Batizada de Operação Arcanum, a ação foi coordenada pela Delegacia Especial de Repressão aos Crimes Cibernéticos, ligada ao Departamento de Combate à Corrupção e ao Crime Organizado (DRCC/Decor). Três buscas ocorreram em Mato Grosso e uma em Santa Catarina. Outros mandados de prisão ainda não haviam sido cumpridos até a última atualização divulgada pela polícia.
A investigação começou após vítimas registrarem ocorrências no Distrito Federal. Conforme os relatos, os suspeitos afirmavam ter acesso a fotos ou outros conteúdos de caráter íntimo e condicionavam a preservação desse material ao pagamento de quantias em dinheiro.
A partir do rastreamento de informações digitais e movimentações financeiras, os investigadores encontraram indícios de que os casos registrados no DF faziam parte de uma atuação coordenada.
O avanço das apurações levou à identificação de possíveis vítimas em outros estados, submetidas ao mesmo método: abordagem, intimidação, cobrança de dinheiro e ameaça de exposição da intimidade.
A polícia também identificou o uso de contas bancárias digitais e de intermediários para receber e distribuir os valores. A estratégia, segundo os investigadores, teria como finalidade dificultar o rastreamento do dinheiro e a identificação dos beneficiários.
As análises indicaram ainda que as ameaças continuavam ocorrendo, o que motivou o pedido de medidas judiciais para interromper a atuação do grupo e impedir novos casos.
Durante as buscas, os policiais apreenderam dispositivos eletrônicos e outros materiais que serão submetidos à perícia. A análise poderá revelar a participação de outros suspeitos, a quantidade de vítimas e o volume de dinheiro movimentado.
O nome Arcanum, palavra associada a segredo ou mistério, faz referência ao medo da exposição da vida íntima explorado pelos suspeitos para pressionar as vítimas.
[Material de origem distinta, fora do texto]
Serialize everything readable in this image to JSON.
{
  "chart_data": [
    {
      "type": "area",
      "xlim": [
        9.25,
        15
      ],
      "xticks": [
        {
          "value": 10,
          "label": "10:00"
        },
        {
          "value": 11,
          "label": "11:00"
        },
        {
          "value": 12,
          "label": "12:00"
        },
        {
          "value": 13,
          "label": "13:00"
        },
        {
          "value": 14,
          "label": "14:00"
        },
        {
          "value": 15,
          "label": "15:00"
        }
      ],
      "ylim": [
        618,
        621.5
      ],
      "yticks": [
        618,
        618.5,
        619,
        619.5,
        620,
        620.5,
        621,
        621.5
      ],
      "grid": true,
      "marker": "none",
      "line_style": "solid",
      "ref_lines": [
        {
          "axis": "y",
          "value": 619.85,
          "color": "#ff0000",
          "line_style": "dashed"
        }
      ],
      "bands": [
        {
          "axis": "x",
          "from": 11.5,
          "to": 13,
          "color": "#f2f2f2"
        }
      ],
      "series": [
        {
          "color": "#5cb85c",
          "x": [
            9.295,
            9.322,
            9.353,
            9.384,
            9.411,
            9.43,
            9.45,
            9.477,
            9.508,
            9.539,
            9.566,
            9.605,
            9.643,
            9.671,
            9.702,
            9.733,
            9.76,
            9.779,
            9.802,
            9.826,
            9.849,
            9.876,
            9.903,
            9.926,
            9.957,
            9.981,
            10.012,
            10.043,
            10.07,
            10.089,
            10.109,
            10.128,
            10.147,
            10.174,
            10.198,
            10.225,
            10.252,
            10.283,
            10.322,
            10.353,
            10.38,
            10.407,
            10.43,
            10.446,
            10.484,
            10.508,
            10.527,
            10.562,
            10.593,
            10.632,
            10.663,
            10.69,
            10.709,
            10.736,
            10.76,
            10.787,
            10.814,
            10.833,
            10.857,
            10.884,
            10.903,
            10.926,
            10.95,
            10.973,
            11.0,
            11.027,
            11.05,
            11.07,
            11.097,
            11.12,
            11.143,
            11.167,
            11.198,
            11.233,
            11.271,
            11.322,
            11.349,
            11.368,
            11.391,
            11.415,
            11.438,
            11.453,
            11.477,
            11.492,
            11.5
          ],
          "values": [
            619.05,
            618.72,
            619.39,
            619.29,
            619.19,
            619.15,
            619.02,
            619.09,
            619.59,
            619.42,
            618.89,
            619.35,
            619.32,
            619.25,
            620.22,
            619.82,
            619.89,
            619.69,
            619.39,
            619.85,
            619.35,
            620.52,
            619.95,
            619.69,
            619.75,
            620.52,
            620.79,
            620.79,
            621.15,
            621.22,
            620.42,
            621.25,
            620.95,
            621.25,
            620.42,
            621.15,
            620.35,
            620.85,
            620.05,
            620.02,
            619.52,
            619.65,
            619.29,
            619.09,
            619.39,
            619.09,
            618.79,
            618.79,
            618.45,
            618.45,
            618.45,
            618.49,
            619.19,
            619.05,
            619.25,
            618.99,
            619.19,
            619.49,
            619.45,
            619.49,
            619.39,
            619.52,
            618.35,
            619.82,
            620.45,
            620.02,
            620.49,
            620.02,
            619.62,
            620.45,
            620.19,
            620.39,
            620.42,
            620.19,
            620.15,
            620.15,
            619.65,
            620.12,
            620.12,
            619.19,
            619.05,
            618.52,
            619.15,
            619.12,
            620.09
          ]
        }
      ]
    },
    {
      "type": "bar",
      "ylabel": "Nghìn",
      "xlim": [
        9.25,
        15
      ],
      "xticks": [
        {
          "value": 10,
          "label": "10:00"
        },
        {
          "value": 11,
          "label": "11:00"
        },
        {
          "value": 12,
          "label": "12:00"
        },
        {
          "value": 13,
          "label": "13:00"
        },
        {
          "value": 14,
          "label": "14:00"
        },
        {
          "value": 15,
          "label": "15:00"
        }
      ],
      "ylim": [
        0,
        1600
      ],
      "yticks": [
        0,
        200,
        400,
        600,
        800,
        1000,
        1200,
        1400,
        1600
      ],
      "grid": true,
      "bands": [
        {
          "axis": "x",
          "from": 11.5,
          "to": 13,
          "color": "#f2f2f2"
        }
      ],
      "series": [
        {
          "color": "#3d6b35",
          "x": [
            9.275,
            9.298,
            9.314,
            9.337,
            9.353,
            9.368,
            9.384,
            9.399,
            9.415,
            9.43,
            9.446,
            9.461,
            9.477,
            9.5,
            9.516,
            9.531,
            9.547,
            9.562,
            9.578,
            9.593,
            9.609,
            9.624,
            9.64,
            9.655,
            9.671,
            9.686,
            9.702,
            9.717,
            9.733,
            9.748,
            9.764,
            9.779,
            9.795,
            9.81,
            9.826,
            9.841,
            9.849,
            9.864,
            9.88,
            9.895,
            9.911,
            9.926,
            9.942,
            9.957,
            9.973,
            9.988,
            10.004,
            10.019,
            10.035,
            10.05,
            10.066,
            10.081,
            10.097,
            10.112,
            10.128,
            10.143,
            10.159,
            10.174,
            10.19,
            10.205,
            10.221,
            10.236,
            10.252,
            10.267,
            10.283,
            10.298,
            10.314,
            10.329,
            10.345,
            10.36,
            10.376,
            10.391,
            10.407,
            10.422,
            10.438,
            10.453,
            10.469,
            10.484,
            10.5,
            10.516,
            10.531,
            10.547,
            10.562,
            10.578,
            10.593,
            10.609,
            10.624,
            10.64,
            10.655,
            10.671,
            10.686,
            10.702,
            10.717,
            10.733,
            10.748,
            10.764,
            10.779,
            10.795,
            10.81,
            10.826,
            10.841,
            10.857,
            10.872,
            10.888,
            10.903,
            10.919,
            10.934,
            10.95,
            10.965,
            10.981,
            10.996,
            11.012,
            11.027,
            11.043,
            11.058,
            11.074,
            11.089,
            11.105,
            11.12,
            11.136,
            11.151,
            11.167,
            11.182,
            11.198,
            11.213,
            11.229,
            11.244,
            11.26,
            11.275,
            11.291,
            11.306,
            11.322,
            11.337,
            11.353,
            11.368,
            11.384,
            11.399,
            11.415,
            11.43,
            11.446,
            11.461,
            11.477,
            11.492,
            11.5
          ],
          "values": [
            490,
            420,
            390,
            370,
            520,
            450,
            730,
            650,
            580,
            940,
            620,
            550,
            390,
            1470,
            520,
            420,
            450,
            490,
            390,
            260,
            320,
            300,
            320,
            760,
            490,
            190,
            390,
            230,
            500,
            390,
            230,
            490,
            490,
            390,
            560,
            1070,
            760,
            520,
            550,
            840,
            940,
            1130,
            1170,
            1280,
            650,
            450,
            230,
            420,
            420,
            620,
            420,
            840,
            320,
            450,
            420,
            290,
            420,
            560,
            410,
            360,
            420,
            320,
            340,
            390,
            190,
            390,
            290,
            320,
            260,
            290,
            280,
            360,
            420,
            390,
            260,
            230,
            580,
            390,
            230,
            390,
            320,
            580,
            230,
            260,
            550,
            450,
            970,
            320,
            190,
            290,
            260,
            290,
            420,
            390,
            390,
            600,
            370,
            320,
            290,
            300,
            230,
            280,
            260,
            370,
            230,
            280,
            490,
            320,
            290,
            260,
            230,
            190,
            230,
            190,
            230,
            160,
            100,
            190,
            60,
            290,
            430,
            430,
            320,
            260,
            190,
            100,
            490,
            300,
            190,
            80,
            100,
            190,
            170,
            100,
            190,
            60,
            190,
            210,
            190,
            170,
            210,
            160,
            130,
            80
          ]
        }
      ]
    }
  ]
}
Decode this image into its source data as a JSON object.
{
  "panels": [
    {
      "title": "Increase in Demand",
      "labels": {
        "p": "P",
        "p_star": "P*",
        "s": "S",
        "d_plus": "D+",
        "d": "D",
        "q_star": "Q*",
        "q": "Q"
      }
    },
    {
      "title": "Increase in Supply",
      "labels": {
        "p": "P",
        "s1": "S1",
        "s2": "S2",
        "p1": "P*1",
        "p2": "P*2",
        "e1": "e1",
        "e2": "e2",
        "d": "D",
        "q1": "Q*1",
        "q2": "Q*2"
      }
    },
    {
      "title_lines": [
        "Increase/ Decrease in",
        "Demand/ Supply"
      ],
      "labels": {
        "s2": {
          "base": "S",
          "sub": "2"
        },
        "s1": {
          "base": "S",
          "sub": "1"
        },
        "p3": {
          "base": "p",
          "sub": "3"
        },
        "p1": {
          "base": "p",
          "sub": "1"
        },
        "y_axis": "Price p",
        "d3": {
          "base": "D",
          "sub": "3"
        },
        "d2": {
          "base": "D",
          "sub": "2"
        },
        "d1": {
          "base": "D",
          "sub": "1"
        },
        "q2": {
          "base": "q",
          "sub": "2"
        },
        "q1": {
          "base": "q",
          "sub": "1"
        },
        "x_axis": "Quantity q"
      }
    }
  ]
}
Os investigados poderão responder por extorsão, associação criminosa e divulgação ou transmissão de conteúdo íntimo sem consentimento. De acordo com a PCDF, as penas máximas previstas para esses crimes, quando somadas, podem chegar a 18 anos de prisão. Outras infrações ainda podem ser identificadas no decorrer da investigação.
A orientação da polícia é que vítimas desse tipo de crime não façam pagamentos nem continuem conversando com os responsáveis pelas ameaças. O recomendado é preservar mensagens, comprovantes, números de telefone e perfis utilizados pelos suspeitos e procurar uma delegacia para registrar a ocorrência.